Class Imbalance
Class imbalance refers to a situation in machine learning and data science where the distribution of examples across different categories (or classes) is not uniform. For instance, in a dataset used for binary classification, if there are 90 instances of Class A and only 10 instances of Class B, this creates a significant imbalance.
This imbalance can lead to several challenges in training machine learning models. Most notably, models may become biased towards the majority class, resulting in poor predictive performance for the minority class. In the example above, a model might predict Class A for almost all instances, achieving high accuracy overall, but failing to correctly identify instances of Class B.
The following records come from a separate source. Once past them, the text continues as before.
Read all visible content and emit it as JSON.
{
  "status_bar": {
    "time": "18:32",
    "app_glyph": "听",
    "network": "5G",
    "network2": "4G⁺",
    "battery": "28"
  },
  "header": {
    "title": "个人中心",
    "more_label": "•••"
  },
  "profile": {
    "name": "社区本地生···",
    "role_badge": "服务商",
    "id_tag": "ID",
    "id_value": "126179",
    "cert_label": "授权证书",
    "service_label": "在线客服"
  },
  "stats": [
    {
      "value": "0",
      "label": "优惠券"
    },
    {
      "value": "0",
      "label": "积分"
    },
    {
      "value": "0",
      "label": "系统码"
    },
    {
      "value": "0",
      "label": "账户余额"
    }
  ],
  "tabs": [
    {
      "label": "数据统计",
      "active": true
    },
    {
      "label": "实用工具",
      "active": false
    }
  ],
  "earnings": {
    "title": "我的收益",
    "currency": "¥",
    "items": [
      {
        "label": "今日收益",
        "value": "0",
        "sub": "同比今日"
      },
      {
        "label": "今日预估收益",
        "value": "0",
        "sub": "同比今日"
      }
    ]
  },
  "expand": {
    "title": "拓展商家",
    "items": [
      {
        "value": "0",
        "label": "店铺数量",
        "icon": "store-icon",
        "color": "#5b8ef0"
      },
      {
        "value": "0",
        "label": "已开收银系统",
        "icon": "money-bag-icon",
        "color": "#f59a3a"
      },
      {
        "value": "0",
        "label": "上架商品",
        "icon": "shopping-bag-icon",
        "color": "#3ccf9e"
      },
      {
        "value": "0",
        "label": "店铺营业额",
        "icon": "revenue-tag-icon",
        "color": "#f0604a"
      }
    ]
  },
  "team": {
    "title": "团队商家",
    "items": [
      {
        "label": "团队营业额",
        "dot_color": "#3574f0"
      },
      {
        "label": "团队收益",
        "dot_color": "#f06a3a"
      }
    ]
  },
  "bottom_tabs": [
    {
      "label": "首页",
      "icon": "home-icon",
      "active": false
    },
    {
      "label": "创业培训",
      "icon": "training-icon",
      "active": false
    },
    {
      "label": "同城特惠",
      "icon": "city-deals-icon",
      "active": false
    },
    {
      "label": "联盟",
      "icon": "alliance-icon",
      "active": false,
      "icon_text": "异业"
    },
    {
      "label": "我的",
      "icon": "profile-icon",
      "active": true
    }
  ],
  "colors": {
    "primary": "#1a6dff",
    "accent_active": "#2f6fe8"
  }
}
Class imbalance can arise in various domains, such as fraud detection, medical diagnosis, and customer churn prediction, where the event of interest (e.g., fraud, disease, churn) is rare compared to the normal instances.
To address class imbalance, several techniques can be employed:
- Resampling: This involves either oversampling the minority class (adding more instances) or undersampling the majority class (reducing instances) to create a more balanced dataset.
- Algorithmic adjustments: Some algorithms can be modified to give more weight to the minority class during training, helping to balance the influence of both classes.
- Using specialized metrics: Instead of accuracy, which can be misleading, metrics such as precision, recall, F1-score, and the area under the ROC curve (AUC-ROC) can provide better insights into model performance in imbalanced scenarios.
Understanding and addressing class imbalance is crucial for developing robust machine learning models that perform well across all classes.